The four of them walked back along the future road toward the A303. Margaret Dunstable didn’t bother suggesting yet again that Hazard ought to go to A&E to be checked out. She knew the answer. It was Claire Croly who asked him: “Why do you think the beetles didn’t show up tonight the way they did last night and the night before?”

“Perhaps they got what they wanted,” Hazard said. “If it was some kind of pheromone mimic that brought them, it would only be a one-time thing. It wouldn’t keep bringing them back repeatedly. Beetle sex-drives don’t work that way. It might not happen again until next year—by which time….”

“It might never happen again,” the reporter finished for him. “It’s the bloody X-Files syndrome.”

“What’s that?” asked Helen Hearne.

“The curse of paranormal research. Every week, while the TV show was running, Mulder and Scully had to be confronted by some bizarre phenomenon, for which the bizarre explanation always turned out to be true, but the evidence for which had to disappear completely, so as not to change the backcloth to the series, that being the world we supposedly live in. It was the same with the old Night Stalker series: every week a new monster, every week all the evidence has to disappear at the end of the episode, so as to leave the world fundamentally undisturbed. It’s the great curse of paranormal research. Things happen, but when the witnesses are summoned to see it, the events aren’t repeated, so everyone goes home believing that they never happened the first time around—that it was just a hallucination or a hoax. Even when there is residual evidence, like that jar of insects in the boot of my car, it doesn’t prove anything definite.”

“The reason that TV series work that way has to do with the demands of fiction,” Margaret Dunstable pointed out. “It’s always been the same. Tall stories can’t change the world, so they have to end by tidying away their innovations. In the real world, though, there’s no such requirement. The phenomena ought to be repeatable and consistent, if they’re real.”

“Not according to what Dr. Hazard just said,” the Fortean insisted. “Some things are essentially irregular—and not just the sex lives of beetles.
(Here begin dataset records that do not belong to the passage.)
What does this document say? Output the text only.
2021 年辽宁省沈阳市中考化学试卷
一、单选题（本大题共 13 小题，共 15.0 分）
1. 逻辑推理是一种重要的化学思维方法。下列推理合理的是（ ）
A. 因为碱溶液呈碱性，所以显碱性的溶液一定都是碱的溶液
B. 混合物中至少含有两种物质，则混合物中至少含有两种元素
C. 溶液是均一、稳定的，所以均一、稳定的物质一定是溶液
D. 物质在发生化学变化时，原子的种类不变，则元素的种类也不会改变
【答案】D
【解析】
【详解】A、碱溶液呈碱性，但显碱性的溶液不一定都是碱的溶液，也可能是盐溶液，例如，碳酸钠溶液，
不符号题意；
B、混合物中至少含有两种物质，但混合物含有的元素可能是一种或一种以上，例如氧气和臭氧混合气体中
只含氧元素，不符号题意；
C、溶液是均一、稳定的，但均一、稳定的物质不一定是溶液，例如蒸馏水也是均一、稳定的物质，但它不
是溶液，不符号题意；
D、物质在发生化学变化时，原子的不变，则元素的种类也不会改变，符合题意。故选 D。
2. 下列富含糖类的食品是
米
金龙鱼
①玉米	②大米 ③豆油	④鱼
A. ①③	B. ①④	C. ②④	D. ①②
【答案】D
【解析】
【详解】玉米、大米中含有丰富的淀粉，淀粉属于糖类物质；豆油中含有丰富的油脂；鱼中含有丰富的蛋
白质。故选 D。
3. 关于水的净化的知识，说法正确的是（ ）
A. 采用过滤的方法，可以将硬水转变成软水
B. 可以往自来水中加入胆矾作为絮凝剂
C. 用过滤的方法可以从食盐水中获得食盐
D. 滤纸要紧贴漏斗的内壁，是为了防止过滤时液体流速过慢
Isn’t there some kind of marine worm that only spawns one day a year, on a day fixed by the phases of the moon?”

“The Palolo worm,” Hazard put in, helpfully.

“And it’s not necessarily every year,” the reporter persisted. “There are days when lots of cicadas hatch out all at once, not every year but at longer, irregular intervals—it’s the same with locusts. And there are plants that only flower once every hundred years or threreabouts, and no one can tell when in advance. Right, Dr. Hazard.”

“The plant example is outside my field,” Hazard said scrupulously, “but in population dynamics, the examples of the Palolo worm and locust plagues are the tip of a very big iceberg. There are a great many phenomena that seem to follow approximate cycles, but which aren’t precisely predictable.